In 2005, Adam was buried in an unmarked grave in Southwark cemetery. Only those involved in the investigation were present.

The case had gone cold, and for years it was believed that the Thames torso would never be identified.

Joyce Osiagede falsely identified this boy as Adam in 2011 before correcting herself a year later (Image: ITV London Tonight)

In 2011, an ITV journalist tracked down Joyce Osagiede in Nigeria. She was suffering from very poor mental health, but was able to reveal that she had known the little boy, whose real name was Ikponmwosa.

The little 6-year-old had, she claimed, spent time living with her while she was in Germany. She had then passed the boy onto a man she called ‘Bawa’.

When Joyce travelled to London a month later, she was told that Ikponmwosa was dead.

Asked if the boy in a photograph she showed the journalist was Adam, she replied ‘yes’.

“They used him for a ritual in the water,” she said in the interview shown on ITV’s London Tonight.

Although it appeared to be a massive breakthrough in the case, police were reluctant to believe Joyce, who was heavily medicated at the time of the interview.

And their suspicions had been right. Just one year later, Joyce gave an interview with BBC, in which she called the boy Patrick Erhabor.

Her previous identification of him as Ikponmwosa had just been a “misunderstanding”, she said.

And the man she had passed him onto was actually Kingsley Ojo, who was arrested for trafficking in 2004 but never formally linked to the murder of Adam.Adam’s killer still walks free. And his origins are likely to remain a complete mystery.

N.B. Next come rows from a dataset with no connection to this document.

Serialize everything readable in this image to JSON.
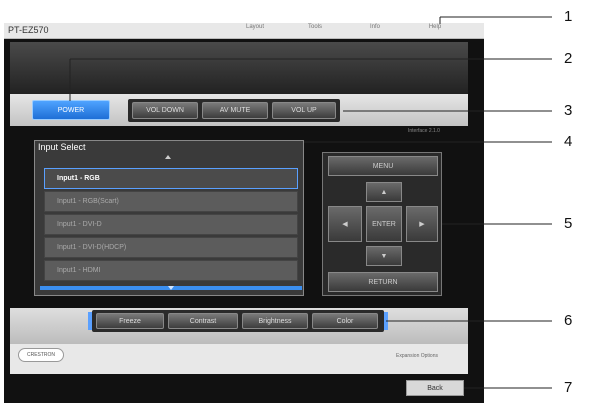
{
  "header": {
    "model": "PT-EZ570",
    "nav": [
      "Layout",
      "Tools",
      "Info",
      "Help"
    ]
  },
  "control_bar": {
    "power": "POWER",
    "vol_down": "VOL DOWN",
    "av_mute": "AV MUTE",
    "vol_up": "VOL UP"
  },
  "version": "Interface 2.1.0",
  "input_select": {
    "title": "Input Select",
    "items": [
      "Input1 - RGB",
      "Input1 - RGB(Scart)",
      "Input1 - DVI-D",
      "Input1 - DVI-D(HDCP)",
      "Input1 - HDMI"
    ]
  },
  "nav_pad": {
    "menu": "MENU",
    "up": "▲",
    "left": "◀",
    "enter": "ENTER",
    "right": "▶",
    "down": "▼",
    "return": "RETURN"
  },
  "functions": {
    "freeze": "Freeze",
    "contrast": "Contrast",
    "brightness": "Brightness",
    "color": "Color"
  },
  "footer": {
    "logo": "CRESTRON",
    "expansion": "Expansion Options",
    "back": "Back"
  },
  "callouts": [
    "1",
    "2",
    "3",
    "4",
    "5",
    "6",
    "7"
  ]
}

BBC journalists traced the boy shown in the photograph to discover he was actually ‘Danny’, now an adult in Hamburg and the son of a former friend of Joyce’s.

Will O’Reilly, who led Adam’s inquiry, said: “In West Africa, there are several reasons for human sacrifices – for power, money, or to protect a criminal enterprise. We believe the prime motive for the murder was to bring good fortune. We suspect Adam was killed to bring traffickers luck.

“While the sacrifice hardly bought any luck to the ring, it did not overly harm those at the top either.”